Abstract

Downstream Regulatory Element Antagonistic Modulator (DREAM) carries four calcium binding motifs (EF-hand) of which EF-3 and EF-4 bind to Ca2+ with high affinity, whereas EF-2 preferentially binds to Mg2+ and EF-1 is inactive. In neuronal cells, DREAM serves as a gene transcriptional repressor of dynorphin, an endogenous ligand, to regulate pain transmission by controlling kappa receptor activation. Recent findings have shown that tetrameric ApoDREAM binds to DNA with a high affinity, whereas association of Ca2+ abolishes the interaction with DNA. Despite mechanisms of interactions between DREAM and DNA have been proposed, it remains unclear which EF-hand in DREAM triggers tetramer dissociation and thus controls DNA affinity.

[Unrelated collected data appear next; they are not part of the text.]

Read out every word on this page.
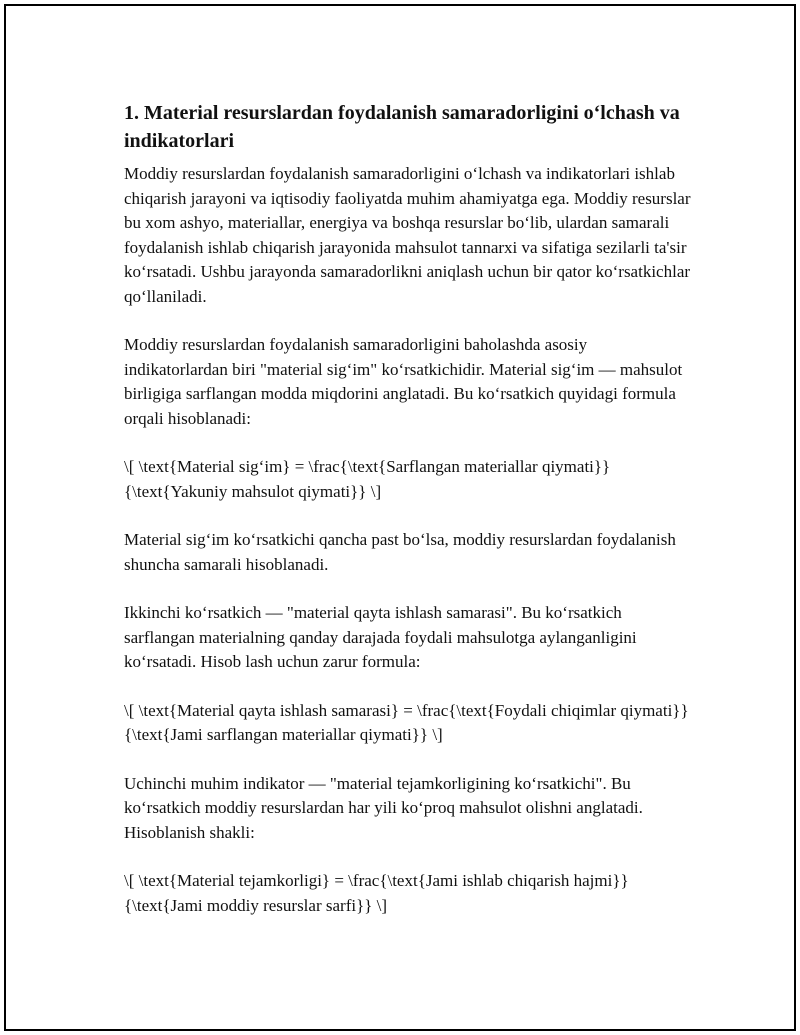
1. Material resurslardan foydalanish samaradorligini o‘lchash va indikatorlari

Moddiy resurslardan foydalanish samaradorligini o‘lchash va indikatorlari ishlab chiqarish jarayoni va iqtisodiy faoliyatda muhim ahamiyatga ega. Moddiy resurslar bu xom ashyo, materiallar, energiya va boshqa resurslar bo‘lib, ulardan samarali foydalanish ishlab chiqarish jarayonida mahsulot tannarxi va sifatiga sezilarli ta'sir ko‘rsatadi. Ushbu jarayonda samaradorlikni aniqlash uchun bir qator ko‘rsatkichlar qo‘llaniladi.

Moddiy resurslardan foydalanish samaradorligini baholashda asosiy indikatorlardan biri "material sig‘im" ko‘rsatkichidir. Material sig‘im — mahsulot birligiga sarflangan modda miqdorini anglatadi. Bu ko‘rsatkich quyidagi formula orqali hisoblanadi:

\[ \text{Material sig‘im} = \frac{\text{Sarflangan materiallar qiymati}}{\text{Yakuniy mahsulot qiymati}} \]

Material sig‘im ko‘rsatkichi qancha past bo‘lsa, moddiy resurslardan foydalanish shuncha samarali hisoblanadi.

Ikkinchi ko‘rsatkich — "material qayta ishlash samarasi". Bu ko‘rsatkich sarflangan materialning qanday darajada foydali mahsulotga aylanganligini ko‘rsatadi. Hisob lash uchun zarur formula:

\[ \text{Material qayta ishlash samarasi} = \frac{\text{Foydali chiqimlar qiymati}}{\text{Jami sarflangan materiallar qiymati}} \]

Uchinchi muhim indikator — "material tejamkorligining ko‘rsatkichi". Bu ko‘rsatkich moddiy resurslardan har yili ko‘proq mahsulot olishni anglatadi. Hisoblanish shakli:

\[ \text{Material tejamkorligi} = \frac{\text{Jami ishlab chiqarish hajmi}}{\text{Jami moddiy resurslar sarfi}} \]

In this study, a combination of fluorescence steady-state, time-resolved anisotropy, circular dichroism (CD), and isothermal titration calorimetry (ITC) techniques were employed to investigate the role of individual EF-hands. Here, we showed that Mg2+ binding to EF-2 does not affect the tertiary and secondary structures of DREAM. Ca2+ binding to EF-3 induces conformational changes in DREAM evidenced by a blue-shift and a decrease in emission intensity of the single tryptophan, whereas the association of Ca2+ to EF-4 does not disturb the DREAM structure. We also showed that elimination of Mg2+ binding to DREAM results in dimerization in Apo form and increase of the dimeric fraction in Ca2+ form. In contrast, abolishment of Ca2+ binding to EF-4 results in a high fraction of DREAM tetramer (60-75%) in Apo, Mg2+, Ca2+, and Ca2+Mg2+ bound forms. Finally, ITC results showed that ApoDREAM wild-type endothermically (ΔH=+32 kcal/mol) binds to prodynorphin DRE oligomer with a Kd of 0.5 µM, whereas a weak interaction was observed in the Ca2+ form (Kd∼200 µM). Interactions of DREAM mutants with DNA will also be discussed.